A roped-off enclosure on an immaculate green lawn overlooking the sea; a gigantic, seven-foot-high hat striding around, which, on inspection, had the Governor under it; ladies in feathers and ensembles which had been the glory of the London Season several seasons ago; Naval uniforms heavy with golden braid; besuited gentlemen, some of them ruddy-faced from England, others darker and browner and from a variety of places around the Mediterranean; a few unquestionably Spanish but keeping quiet about it — this was what struck Seymour when he arrived at the tea party.

There were quite a few children: cleaned up for the occasion but already sticky from the sugared cakes unwisely left unguarded on a table. And rather fewer presentable women in their early twenties, thought Seymour, with the usual male eye; although quite a lot of less presentable women in the over-twenties. Among them was Chantale, not, in her view, satisfactorily dressed, but surrounded by a gaggle — or should it be goggle? — of Naval admirers.

Seymour moved among the suits.

‘Sam Lockhart? Knew him well. Bad business, that. But that’s what you get, mixing with the Spaniards.’

‘And the Arabs,’ put in his neighbour.

‘And the Arabs, of course,’ conceded the first businessman.

‘Of course, that’s where his business was,’ said the second.

‘And look where it got him!’

Not a lot there, thought Seymour, and moved on.

‘Problems with the Spanish Customs? Who hasn’t had problems with them? But Sam had it more worked out than most of us. A little bit of this, I fancy!’ — rubbing imaginary banknotes between the fingers.

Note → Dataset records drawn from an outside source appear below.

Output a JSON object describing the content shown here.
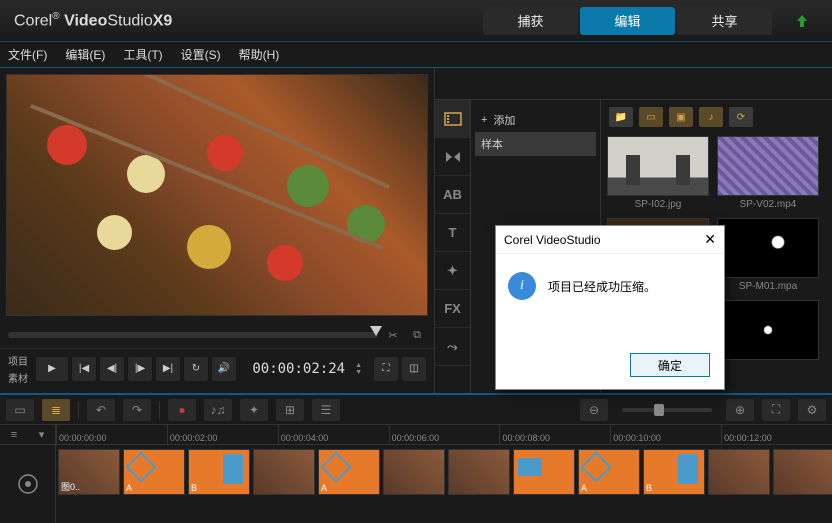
{
  "app": {
    "brand": "Corel",
    "name1": "Video",
    "name2": "Studio",
    "version": "X9"
  },
  "modes": {
    "capture": "捕获",
    "edit": "编辑",
    "share": "共享"
  },
  "menu": {
    "file": "文件(F)",
    "edit": "编辑(E)",
    "tools": "工具(T)",
    "settings": "设置(S)",
    "help": "帮助(H)"
  },
  "playback": {
    "project": "项目",
    "clip": "素材",
    "timecode": "00:00:02:24"
  },
  "library": {
    "add": "添加",
    "sample": "样本",
    "tabs": {
      "media": "媒体",
      "trans": "转场",
      "title": "AB",
      "text": "T",
      "graphic": "✦",
      "fx": "FX",
      "path": "⤳"
    },
    "thumbs": [
      "SP-I02.jpg",
      "SP-V02.mp4",
      "",
      "SP-M01.mpa",
      "",
      ""
    ]
  },
  "timeline": {
    "ticks": [
      "00:00:00:00",
      "00:00:02:00",
      "00:00:04:00",
      "00:00:06:00",
      "00:00:08:00",
      "00:00:10:00",
      "00:00:12:00"
    ],
    "clips": [
      "图0..",
      "A",
      "B",
      "",
      "A",
      "",
      "",
      "",
      "A",
      "B",
      "",
      ""
    ]
  },
  "dialog": {
    "title": "Corel VideoStudio",
    "msg": "项目已经成功压缩。",
    "ok": "确定"
  }
}
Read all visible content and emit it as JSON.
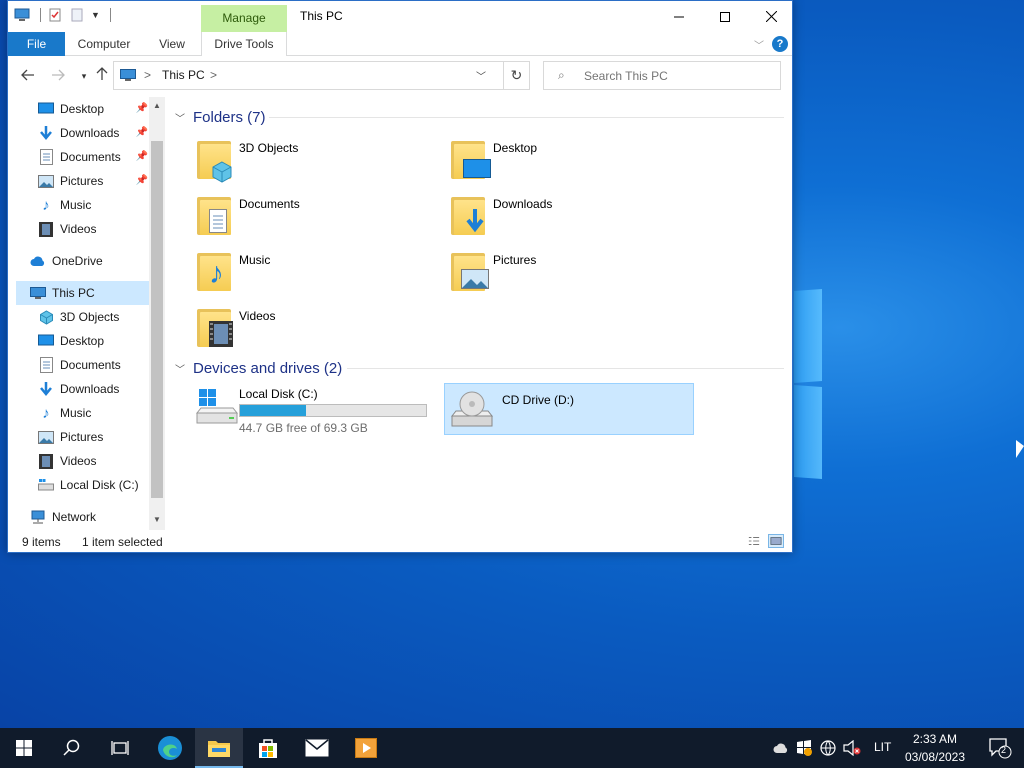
{
  "window": {
    "title": "This PC",
    "manage_tab": "Manage",
    "ribbon_tabs": [
      "File",
      "Computer",
      "View",
      "Drive Tools"
    ]
  },
  "address": {
    "crumb": "This PC",
    "separator": ">",
    "search_placeholder": "Search This PC"
  },
  "nav": {
    "quick_access": [
      {
        "label": "Desktop",
        "icon": "desktop-icon",
        "pinned": true
      },
      {
        "label": "Downloads",
        "icon": "downloads-icon",
        "pinned": true
      },
      {
        "label": "Documents",
        "icon": "documents-icon",
        "pinned": true
      },
      {
        "label": "Pictures",
        "icon": "pictures-icon",
        "pinned": true
      },
      {
        "label": "Music",
        "icon": "music-icon",
        "pinned": false
      },
      {
        "label": "Videos",
        "icon": "videos-icon",
        "pinned": false
      }
    ],
    "onedrive": "OneDrive",
    "this_pc": "This PC",
    "this_pc_children": [
      {
        "label": "3D Objects",
        "icon": "3d-objects-icon"
      },
      {
        "label": "Desktop",
        "icon": "desktop-icon"
      },
      {
        "label": "Documents",
        "icon": "documents-icon"
      },
      {
        "label": "Downloads",
        "icon": "downloads-icon"
      },
      {
        "label": "Music",
        "icon": "music-icon"
      },
      {
        "label": "Pictures",
        "icon": "pictures-icon"
      },
      {
        "label": "Videos",
        "icon": "videos-icon"
      },
      {
        "label": "Local Disk (C:)",
        "icon": "drive-icon"
      }
    ],
    "network": "Network"
  },
  "content": {
    "folders_header": "Folders (7)",
    "folders": [
      {
        "label": "3D Objects",
        "icon": "3d-objects-icon"
      },
      {
        "label": "Desktop",
        "icon": "desktop-icon"
      },
      {
        "label": "Documents",
        "icon": "documents-icon"
      },
      {
        "label": "Downloads",
        "icon": "downloads-icon"
      },
      {
        "label": "Music",
        "icon": "music-icon"
      },
      {
        "label": "Pictures",
        "icon": "pictures-icon"
      },
      {
        "label": "Videos",
        "icon": "videos-icon"
      }
    ],
    "drives_header": "Devices and drives (2)",
    "drives": [
      {
        "label": "Local Disk (C:)",
        "free_text": "44.7 GB free of 69.3 GB",
        "used_fraction": 0.355
      },
      {
        "label": "CD Drive (D:)",
        "selected": true
      }
    ]
  },
  "status": {
    "items": "9 items",
    "selected": "1 item selected"
  },
  "taskbar": {
    "time": "2:33 AM",
    "date": "03/08/2023",
    "language": "LIT",
    "notification_count": "2"
  },
  "colors": {
    "accent": "#1979ca",
    "selection": "#cce8ff",
    "manage_tab": "#c6efa3",
    "desktop": "#0a5bc0",
    "taskbar": "#101b2b"
  }
}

A uniform to outshine even the Navy, which could only belong to a Spanish Customs official.

‘Senor Lockhart? We miss him. A reasonable man — and there are not, Senor, that many reasonable men in a place like this! Sympathies?’ A shrug. ‘We all have sympathies. But we learn to keep them quiet. Now Senor Lockhart never could do that. If it was not the anarchists it was the Arabs. Catalonians? There are no Catalonian Nationalists in Spain.’

His companion, also dripping with gilt:

‘Tragic Week? The name says it all. That’s what it was. A tragic week for Spain, not just for those unfortunates caught up in it. And why Senor Lockhart got caught up in it, I cannot think. But oh, yes, I can. He was a man, Senor, in whom feeling outran discretion. You know? He would see someone being robbed and then, instead of staying sensibly out of it, would rush to intervene. Killed? Frankly, Senor, I’m surprised he stayed alive so long! Especially in Barcelona. Especially in Tragic Week.’ The Customs official laid his finger alongside his nose. ‘You know, Senor. A week for paying off scores. Among so many, who would notice a few more? And that, maybe, was how it was with Senor Lockhart.’